Pero Papá está deshecho; Mamá no
cesa de llamar a la policía, de cuestionar a los vecinos, de esperar cualquier
indicio de su paradero. Cada vez la noto más triste, más enferma, lo que me
despierta celos más terribles que cuando mi hermana estaba viva. Por si el
desconcierto de mis padres no fuera suficiente, yo extraño a mi novio, cómo no
lo iba a amar si había soportado con resignación todas y cada una de mis
infidelidades. Lo humillaba con rencor; lo engañaba con elegancia. Él, en respuesta,
me perdonaba todo. Ahora me hace falta. No, no es verdad. No lo necesito. Que
se joda también. Mira que ponerme el cuerno con mi hermana la rarita, la puta
santa. Eso si se llama descaro. Le hubiera perdonado todo, cualquier cosa. Pero
con mi hermana no, nunca con esa idiota. Ojalá que tengan ahora una rata
atravesada en el cráneo, succionándoles los sesos. Así aprenderán a respetarme.

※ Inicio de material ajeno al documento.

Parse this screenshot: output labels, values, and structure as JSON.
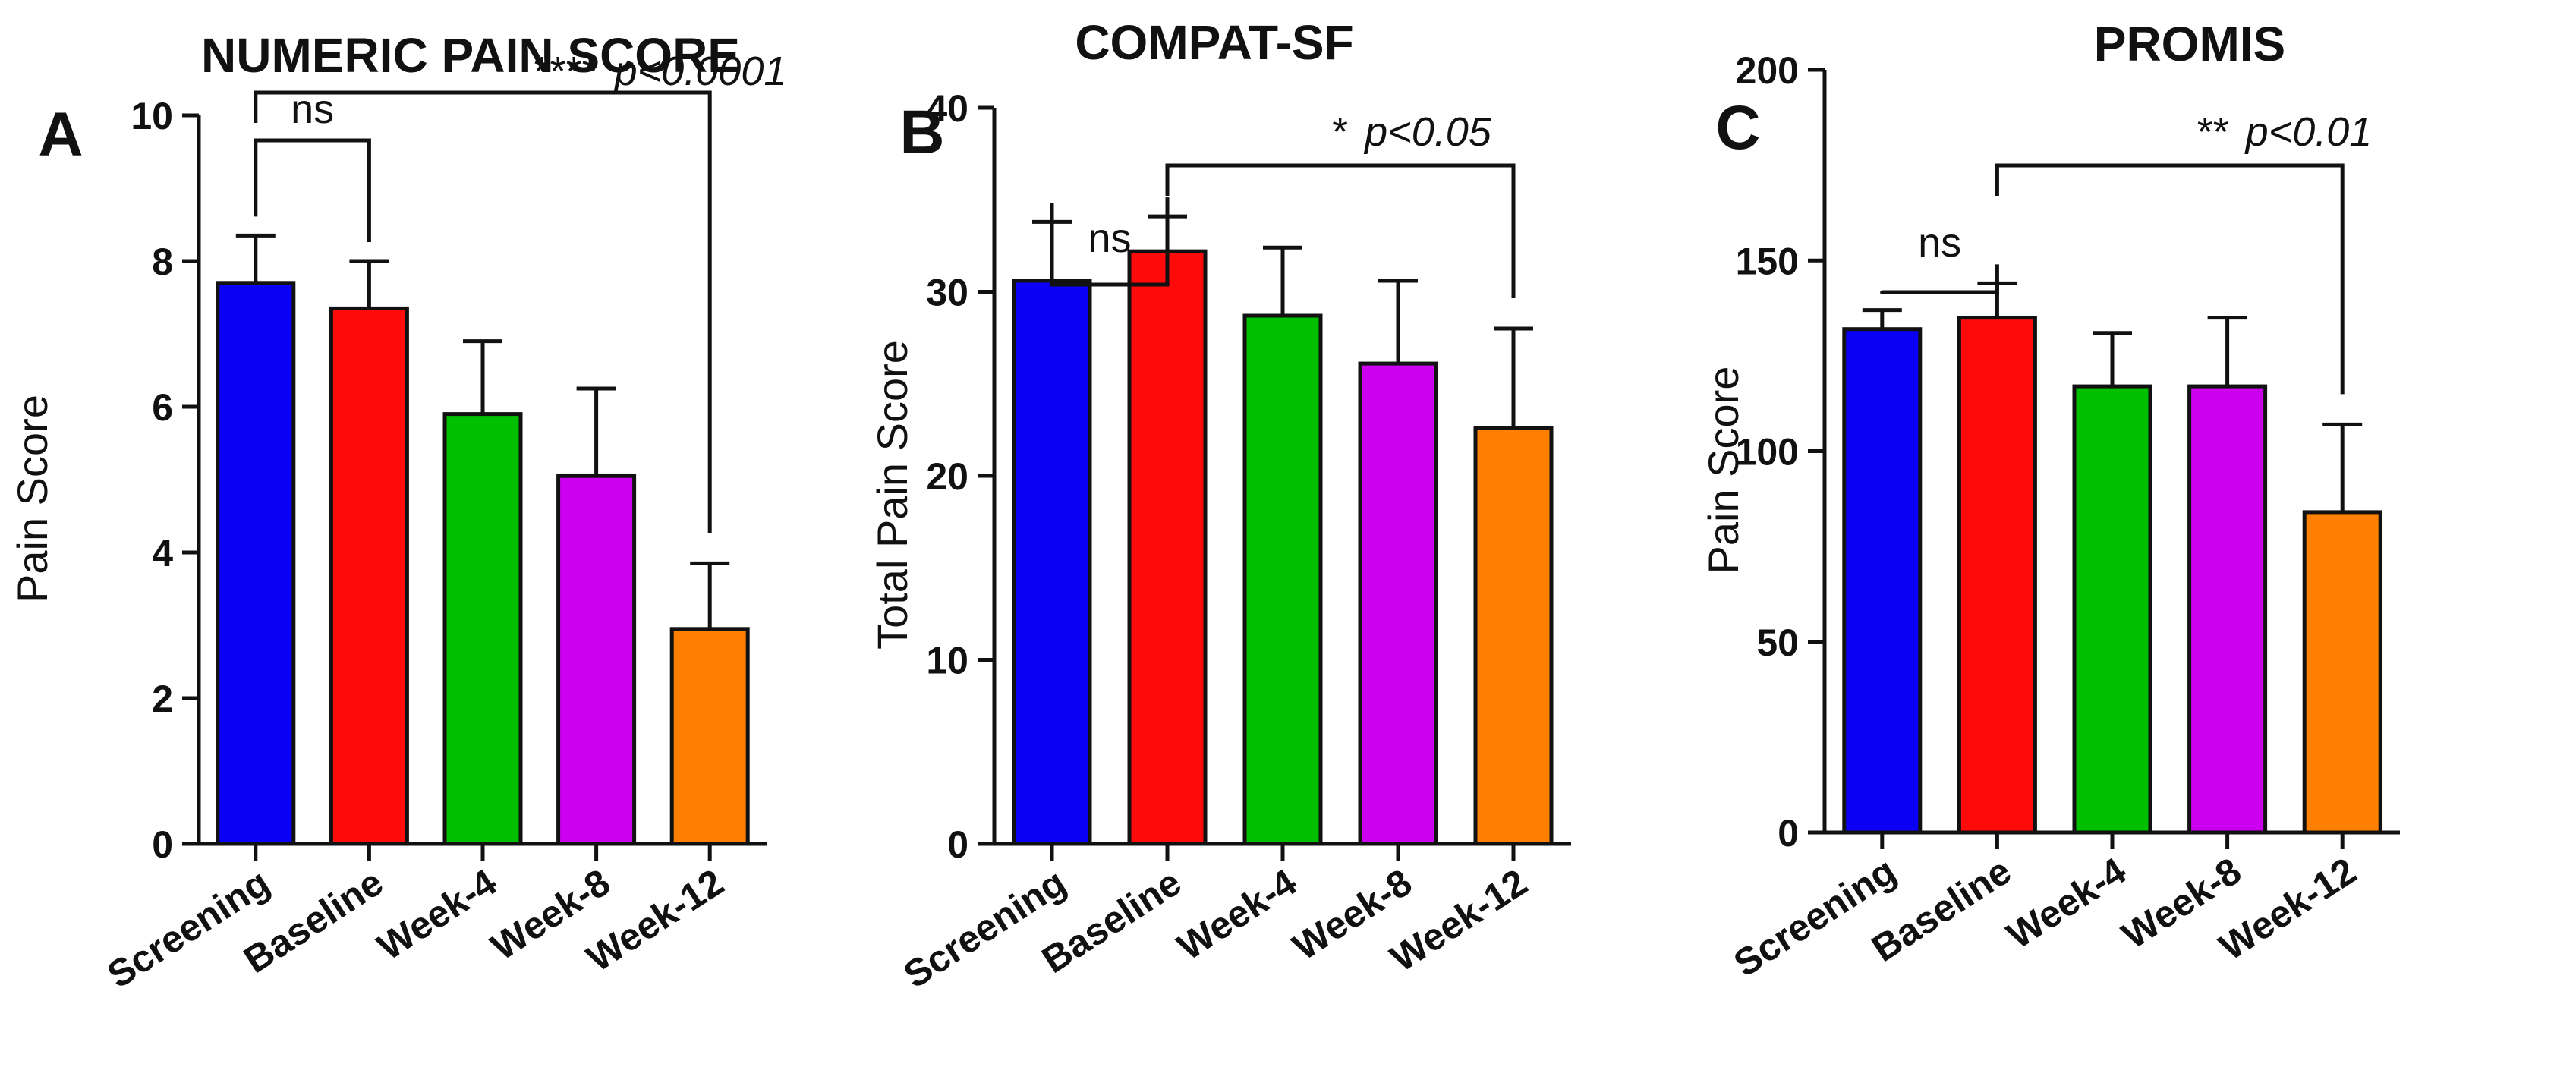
{
  "chart_data": [
    {
      "type": "bar",
      "panel": "A",
      "title": "NUMERIC PAIN SCORE",
      "xlabel": "",
      "ylabel": "Pain Score",
      "ylim": [
        0,
        10
      ],
      "yticks": [
        0,
        2,
        4,
        6,
        8,
        10
      ],
      "categories": [
        "Screening",
        "Baseline",
        "Week-4",
        "Week-8",
        "Week-12"
      ],
      "values": [
        7.7,
        7.35,
        5.9,
        5.05,
        2.95
      ],
      "errors": [
        0.65,
        0.65,
        1.0,
        1.2,
        0.9
      ],
      "colors": [
        "#0a00f5",
        "#ff0a0a",
        "#00bf00",
        "#cc00ee",
        "#ff7f00"
      ],
      "comparisons": [
        {
          "from": "Screening",
          "to": "Baseline",
          "stars": "",
          "label": "ns",
          "p": ""
        },
        {
          "from": "Screening",
          "to": "Week-12",
          "stars": "****",
          "label": "",
          "p": "p<0.0001"
        }
      ]
    },
    {
      "type": "bar",
      "panel": "B",
      "title": "COMPAT-SF",
      "xlabel": "",
      "ylabel": "Total Pain Score",
      "ylim": [
        0,
        40
      ],
      "yticks": [
        0,
        10,
        20,
        30,
        40
      ],
      "categories": [
        "Screening",
        "Baseline",
        "Week-4",
        "Week-8",
        "Week-12"
      ],
      "values": [
        30.6,
        32.2,
        28.7,
        26.1,
        22.6
      ],
      "errors": [
        3.2,
        1.9,
        3.7,
        4.5,
        5.4
      ],
      "colors": [
        "#0a00f5",
        "#ff0a0a",
        "#00bf00",
        "#cc00ee",
        "#ff7f00"
      ],
      "comparisons": [
        {
          "from": "Screening",
          "to": "Baseline",
          "stars": "",
          "label": "ns",
          "p": ""
        },
        {
          "from": "Baseline",
          "to": "Week-12",
          "stars": "*",
          "label": "",
          "p": "p<0.05"
        }
      ]
    },
    {
      "type": "bar",
      "panel": "C",
      "title": "PROMIS",
      "xlabel": "",
      "ylabel": "Pain  Score",
      "ylim": [
        0,
        200
      ],
      "yticks": [
        0,
        50,
        100,
        150,
        200
      ],
      "categories": [
        "Screening",
        "Baseline",
        "Week-4",
        "Week-8",
        "Week-12"
      ],
      "values": [
        132,
        135,
        117,
        117,
        84
      ],
      "errors": [
        5,
        9,
        14,
        18,
        23
      ],
      "colors": [
        "#0a00f5",
        "#ff0a0a",
        "#00bf00",
        "#cc00ee",
        "#ff7f00"
      ],
      "comparisons": [
        {
          "from": "Screening",
          "to": "Baseline",
          "stars": "",
          "label": "ns",
          "p": ""
        },
        {
          "from": "Baseline",
          "to": "Week-12",
          "stars": "**",
          "label": "",
          "p": "p<0.01"
        }
      ]
    }
  ]
}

No me arrepiento, pero tengo miedo.
Temo a los fantasmas que he escuchado deambular en los pasillos desnudos. Temo
a sus susurros por las noches, a su cercanía familiar. Sobre todo a ella,
Poesía, ¿que voy a hacer si se me aparece en la mecedora que mira al jardín, la
que tanto le gustaba ocupar? ¿Qué demonios voy a hacer cuando la vea? Qué horror.
Imaginen nada más la remota posibilidad de hallarse de pronto ante un fantasma
poético. Eso sí es de dar miedo.
Ahora dejo de escribir. Ahora callo.
Espero que alguna vez, cuando nos volvamos a reunir en una segunda vida en
común, en un espacio neutro, Poesía me perdone, pueda olvidar lo que le hice. Pero
no puedo admitir que quisiera haber
actuado de otra forma; sé que tomé la decisión correcta y no hay vuelta atrás.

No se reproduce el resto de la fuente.